In those days executions were public events and the bodies were left on display for a time as a deterrent. This was a legal, proper exercise of capital punishment under the laws of Israel.
2 Samuel 21:10 Now Rizpah the daughter of Aiah took sackcloth and spread it for herself on the rock, from the beginning of harvest until the late rains poured on them from heaven. And she did not allow the birds of the air to rest on them by day nor the beasts of the field by night.
Rizpah’s boys had, by their sin, brought drought and death upon Israel. Now everyone could see it for themselves as they hung there dead and decaying. What was hidden had been revealed for what it really was.
Apparently Rizpah, in her grief, refused to take them down and bury them. Instead she did what she could to ‘protect’ them from the birds and the beasts.
Her motives for acting this way are not revealed in the text. We can say regarding her behavior that she was unwilling to face the truth of the situation and move on.
That may sound a little harsh since, after all, she was their mother. Nevertheless it did no one any good to try to preserve her sons’ dead, decaying bodies. Bury them and move on.
One application for us would be that, when the Lord does show you a cause for your famine, see that it is put to death, then bury it and move on. Don’t mourn for it and try to protect it or preserve it. Don’t keep returning to it.
2 Samuel 21:11 And David was told what Rizpah the daughter of Aiah, the concubine of Saul, had done.
2 Samuel 21:12 Then David went and took the bones of Saul, and the bones of Jonathan his son, from the men of Jabesh Gilead who had stolen them from the street of Beth Shan, where the Philistines had hung them up, after the Philistines had struck down Saul in Gilboa.
2 Samuel 21:13 So he brought up the bones of Saul and the bones of Jonathan his son from there; and they gathered the bones of those who had been hanged.
2 Samuel 21:14 They buried the bones of Saul and Jonathan his son in the country of Benjamin in Zelah, in the tomb of Kish his father. So they performed all that the king commanded.
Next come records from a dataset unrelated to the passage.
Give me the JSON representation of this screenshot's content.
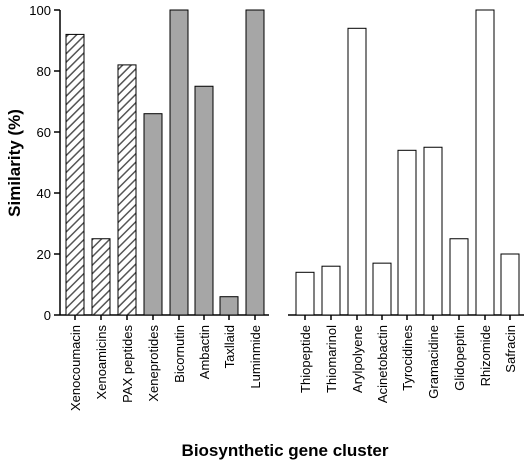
{
  "chart_data": {
    "type": "bar",
    "xlabel": "Biosynthetic gene cluster",
    "ylabel": "Similarity (%)",
    "ylim": [
      0,
      100
    ],
    "yticks": [
      0,
      20,
      40,
      60,
      80,
      100
    ],
    "grid": false,
    "legend": "none",
    "colors": {
      "hatched_stroke": "#555555",
      "gray_fill": "#a6a6a6",
      "white_fill": "#ffffff",
      "outline": "#000000"
    },
    "categories": [
      "Xenocoumacin",
      "Xenoamicins",
      "PAX peptides",
      "Xeneprotides",
      "Bicornutin",
      "Ambactin",
      "Taxllaid",
      "Luminmide",
      "Thiopeptide",
      "Thiomarinol",
      "Arylpolyene",
      "Acinetobactin",
      "Tyrocidines",
      "Gramacidine",
      "Glidopeptin",
      "Rhizomide",
      "Safracin"
    ],
    "values": [
      92,
      25,
      82,
      66,
      100,
      75,
      6,
      100,
      14,
      16,
      94,
      17,
      54,
      55,
      25,
      100,
      20
    ],
    "styles": [
      "hatched",
      "hatched",
      "hatched",
      "gray",
      "gray",
      "gray",
      "gray",
      "gray",
      "white",
      "white",
      "white",
      "white",
      "white",
      "white",
      "white",
      "white",
      "white"
    ],
    "groups": [
      {
        "start": 0,
        "end": 7
      },
      {
        "start": 8,
        "end": 16
      }
    ]
  }
}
And after that God heeded the prayer for the land.
When Saul and Jonathan fell in battle against the Philistines their enemies had shamefully displayed their bodies. The men of Jabesh Gilead risked their lives to retrieve the remains. Up until this point the remains were interred far from Saul’s inheritance.
David determined to gather the remains of Saul and Jonathan and these recently executed sons and give them a proper burial in their ancestral tomb.
“After that,” the famine ended. In other words, it wasn’t just the execution of these boys that was required. There was other unfinished business that was suggested by their deaths. Once they were dead, David could see clearly what further steps needed to be taken. Israel had neglected to properly bury Saul and Jonathan.
Is there anything God has shown you that is left undone?
God wants to lift any famine that might be in your life, or in the life of our church as a whole. He didn’t save us to starve us but, rather, to feed us and to fill us.
Let’s talk to Him and then work with Him when He shows us what needs to be altered, attended to, or repented of.
“After that” He will “heed the prayer[s]” we offer. He will grant the harvest and the late rains we so desperately need in order to produce His fruit.
Let’s close with an appropriate promise from Isaiah:
Isaiah 58:11 The Lord will guide you continually, And satisfy your soul in drought, And strengthen your bones; You shall be like a watered garden, And like a spring of water, whose waters do not fail.